Tuesday, October 18, 2011

one step forward, 2 steps back

So, here is the harsh reality blog to compliment the euphoric blog that preceded it.

After the wonderful w/e that I had, the weekend before last, I was trying very hard to stay "cool" about the events. Regardless, I did share with my significant other (SO) some of the things that I felt. One of these things was the way that I was surprised that I still was eager to dress up on the Monday. Well, that got spun in a direction I should have seen coming when I told her. Her take on it was that I didn't know how much I wanted to dress up, ie. I wanted to dress up more than even I was aware of. From this she can feel that I "need" something she can't supply or be. That was the Wednesday after the w/e. I felt somewhat defeated and very saddened by this. It really frustrates me to have her feel this. Now, she isn't irrational in her thoughts but it needs to be clarified that the way I feel is that I've got this amazing person in my life and adore her. I would love it if she was a part of my dressing but I don't "NEED" her to be...I want her to but not need. So her response to my comments about my w/e were deflating in the least.

Then things got really depressing. The next night we had a discussion that was prompted by me mentioning I had looked at the history on her browser. She wasn't so worried about that but it brought up that I always delete my history and also had deleted the history on my phone. The deleting my browser history has been standard protocol for years. The phone thing was due to the going out on the w/e. Now, before I get more into the details, I want to clarify that I am 100% faithful. She could ride on my shoulders and would never see anything that was inappropriate or could be construed as unfaithful. I'm super proud of this b/c it represents a maturity I've always wanted to achieve. I am this way because I value her and I refuse to be tempted.
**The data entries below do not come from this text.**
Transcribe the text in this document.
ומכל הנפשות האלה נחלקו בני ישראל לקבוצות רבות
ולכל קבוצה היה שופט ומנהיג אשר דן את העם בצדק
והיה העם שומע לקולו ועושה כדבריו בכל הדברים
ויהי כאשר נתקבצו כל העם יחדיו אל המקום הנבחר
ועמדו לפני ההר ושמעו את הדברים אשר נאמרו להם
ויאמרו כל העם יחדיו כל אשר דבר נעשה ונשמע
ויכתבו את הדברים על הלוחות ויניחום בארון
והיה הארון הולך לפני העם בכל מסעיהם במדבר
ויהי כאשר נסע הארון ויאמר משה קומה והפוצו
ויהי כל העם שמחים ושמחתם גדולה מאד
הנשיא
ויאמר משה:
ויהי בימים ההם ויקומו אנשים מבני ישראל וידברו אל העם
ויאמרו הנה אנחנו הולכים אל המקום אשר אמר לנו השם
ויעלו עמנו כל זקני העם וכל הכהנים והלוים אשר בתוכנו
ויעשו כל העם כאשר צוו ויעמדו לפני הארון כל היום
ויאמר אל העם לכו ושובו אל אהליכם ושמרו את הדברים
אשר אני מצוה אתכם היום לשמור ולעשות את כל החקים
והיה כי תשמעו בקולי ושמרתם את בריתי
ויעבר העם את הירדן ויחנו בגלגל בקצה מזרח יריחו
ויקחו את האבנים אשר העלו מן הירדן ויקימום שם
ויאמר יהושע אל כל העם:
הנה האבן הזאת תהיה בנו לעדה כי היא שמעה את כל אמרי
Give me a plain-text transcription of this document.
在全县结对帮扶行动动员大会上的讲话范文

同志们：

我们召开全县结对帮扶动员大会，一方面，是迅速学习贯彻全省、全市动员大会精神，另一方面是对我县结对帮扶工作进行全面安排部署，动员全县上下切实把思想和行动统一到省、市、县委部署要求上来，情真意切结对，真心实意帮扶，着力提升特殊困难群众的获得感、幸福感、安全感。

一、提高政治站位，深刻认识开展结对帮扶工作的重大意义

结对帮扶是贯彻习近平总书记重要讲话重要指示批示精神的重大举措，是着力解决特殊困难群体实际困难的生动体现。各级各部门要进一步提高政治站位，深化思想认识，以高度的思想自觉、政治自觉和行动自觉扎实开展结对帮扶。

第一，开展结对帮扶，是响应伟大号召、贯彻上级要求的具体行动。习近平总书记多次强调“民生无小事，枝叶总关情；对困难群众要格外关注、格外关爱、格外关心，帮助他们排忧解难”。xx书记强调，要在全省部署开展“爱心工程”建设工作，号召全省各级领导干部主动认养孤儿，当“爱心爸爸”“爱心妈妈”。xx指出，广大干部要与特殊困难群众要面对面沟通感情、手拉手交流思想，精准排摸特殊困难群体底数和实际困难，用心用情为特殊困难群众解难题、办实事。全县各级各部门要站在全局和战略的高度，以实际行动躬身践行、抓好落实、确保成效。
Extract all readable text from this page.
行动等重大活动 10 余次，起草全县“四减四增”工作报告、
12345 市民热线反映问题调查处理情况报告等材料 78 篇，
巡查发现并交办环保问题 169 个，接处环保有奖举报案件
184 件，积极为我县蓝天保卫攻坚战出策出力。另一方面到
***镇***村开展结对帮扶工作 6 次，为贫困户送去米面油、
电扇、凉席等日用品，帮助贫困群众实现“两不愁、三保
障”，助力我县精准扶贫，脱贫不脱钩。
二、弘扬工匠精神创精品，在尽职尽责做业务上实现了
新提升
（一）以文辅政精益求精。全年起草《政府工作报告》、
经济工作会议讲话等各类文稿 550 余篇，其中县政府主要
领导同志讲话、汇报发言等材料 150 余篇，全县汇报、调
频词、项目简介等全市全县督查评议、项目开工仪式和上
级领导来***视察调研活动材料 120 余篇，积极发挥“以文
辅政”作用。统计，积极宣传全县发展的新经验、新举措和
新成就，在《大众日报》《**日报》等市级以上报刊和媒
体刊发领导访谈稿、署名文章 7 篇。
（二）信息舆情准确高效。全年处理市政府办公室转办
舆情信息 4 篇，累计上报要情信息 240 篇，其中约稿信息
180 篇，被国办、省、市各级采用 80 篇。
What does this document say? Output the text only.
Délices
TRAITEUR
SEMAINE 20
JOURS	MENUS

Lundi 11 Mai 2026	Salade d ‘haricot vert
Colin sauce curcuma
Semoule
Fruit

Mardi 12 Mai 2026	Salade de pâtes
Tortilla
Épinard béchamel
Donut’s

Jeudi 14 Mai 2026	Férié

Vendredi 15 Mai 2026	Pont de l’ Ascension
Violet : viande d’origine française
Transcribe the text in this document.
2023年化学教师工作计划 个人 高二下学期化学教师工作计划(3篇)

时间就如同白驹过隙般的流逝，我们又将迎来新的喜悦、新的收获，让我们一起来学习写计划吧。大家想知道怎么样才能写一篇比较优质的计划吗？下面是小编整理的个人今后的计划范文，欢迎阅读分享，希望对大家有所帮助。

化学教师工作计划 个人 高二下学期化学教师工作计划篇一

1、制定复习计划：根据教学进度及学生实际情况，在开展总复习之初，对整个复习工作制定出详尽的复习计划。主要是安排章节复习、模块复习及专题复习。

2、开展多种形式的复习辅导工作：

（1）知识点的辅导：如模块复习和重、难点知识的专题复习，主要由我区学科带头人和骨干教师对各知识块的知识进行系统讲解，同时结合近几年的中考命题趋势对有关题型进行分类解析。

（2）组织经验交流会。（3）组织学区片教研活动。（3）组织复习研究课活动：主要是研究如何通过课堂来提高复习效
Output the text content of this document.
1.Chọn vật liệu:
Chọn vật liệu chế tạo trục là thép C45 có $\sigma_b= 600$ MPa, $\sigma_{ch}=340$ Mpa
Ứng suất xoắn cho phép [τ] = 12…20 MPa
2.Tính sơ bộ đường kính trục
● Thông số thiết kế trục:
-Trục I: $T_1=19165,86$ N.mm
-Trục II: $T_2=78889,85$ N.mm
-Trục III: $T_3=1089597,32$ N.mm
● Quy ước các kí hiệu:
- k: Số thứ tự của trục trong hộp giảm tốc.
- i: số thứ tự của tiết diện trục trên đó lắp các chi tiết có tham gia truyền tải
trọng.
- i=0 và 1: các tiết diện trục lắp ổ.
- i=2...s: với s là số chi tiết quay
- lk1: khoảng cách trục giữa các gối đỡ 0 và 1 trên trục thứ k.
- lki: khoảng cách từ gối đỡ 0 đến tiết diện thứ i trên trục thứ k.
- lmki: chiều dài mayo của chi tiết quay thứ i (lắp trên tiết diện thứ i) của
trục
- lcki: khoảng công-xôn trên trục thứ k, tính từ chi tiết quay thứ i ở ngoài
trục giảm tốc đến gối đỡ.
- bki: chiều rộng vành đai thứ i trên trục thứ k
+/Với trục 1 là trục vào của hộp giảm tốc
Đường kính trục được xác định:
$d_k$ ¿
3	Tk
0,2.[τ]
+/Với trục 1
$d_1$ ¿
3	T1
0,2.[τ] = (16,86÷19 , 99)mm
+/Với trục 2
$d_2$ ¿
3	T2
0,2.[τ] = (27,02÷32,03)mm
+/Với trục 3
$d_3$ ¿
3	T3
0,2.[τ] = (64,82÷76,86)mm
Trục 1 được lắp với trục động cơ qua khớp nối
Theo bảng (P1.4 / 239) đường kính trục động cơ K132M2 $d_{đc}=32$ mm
Anyway, she brought up the phone and web. I addressed the web by bringing up a critical issue, which is, the "how much do you want to know about my tranny life?" question. This harkens back to when we decided on how we were going to work out our issue. As far as she was concerned, it became a "don't ask, don't tell" dynamic. I would never bring up the issue and neither did she. As a consequence of this, I made sure that web browser was attended to, so she wouldn't log on and end up seeing tranny stuff. So, I brought this up. Then we talked about the phone. This issue is identical. If she sees my phone has numbers on it from when she was away or I was out in drag, (and you can bet she'd look for it), this would concern her. Since I am so faithful this is where I get angry. One of the most difficult issues for me and getting out dressed up is the fact that I'm forced to walk from parking to the club. That is usually 2-3 blocks on relatively busy downtown streets, passing many, many people on the way. I feel horribly vulnerable. It has precluded me getting out many times when there have been events downtown and I am feeling like there would be just too much risk. For instance, if there is a UFC event then the demographic of the population downtown is not safe for me to be out there solo. I mentioned this to my gfs and they said that I should call them when I get to the parking, and they could come to meet me and walk with me. Aaaahhh but then there is a number on the phone and then what? Well, that's the issue. Now, if I'm planning on going out and actually calling someone, the same situation arises.

Her primary concern is feeling vulnerable and whether she is actually setting herself up to be cheated on, or allowing something to go on and actually being taken advantage of.

I understand her concerns, I respect that they are valid. So, what to do? Well, I've given up my nighttime tranny surfing...after she went to bed, I usually would tranny surf for about 1/2-1 1/2 hours. I am very sad about this as it is a loss of one of the total highlights of my day. Gone...and as a consequence, Vanessa has diminished greatly, since more of her life was through social networking. But this addresses the web history issue. My phone...I want to throw it out. I guess I just have to risk a beating and not make any plans to keep her contented. This way, I'll have no phone numbers she would be bothered by. But it means I'm not able to communicate with the girls in my tranny life.

but I am sad, very sad...I feel stuck b/c she doesn't want to know but also can't deal with the trusting...so I'm stuck....

the other consequence of all of this is my loss of joy in the dressing up world. It is so tied to such negativity right now, I'm super down on it. sucks so much.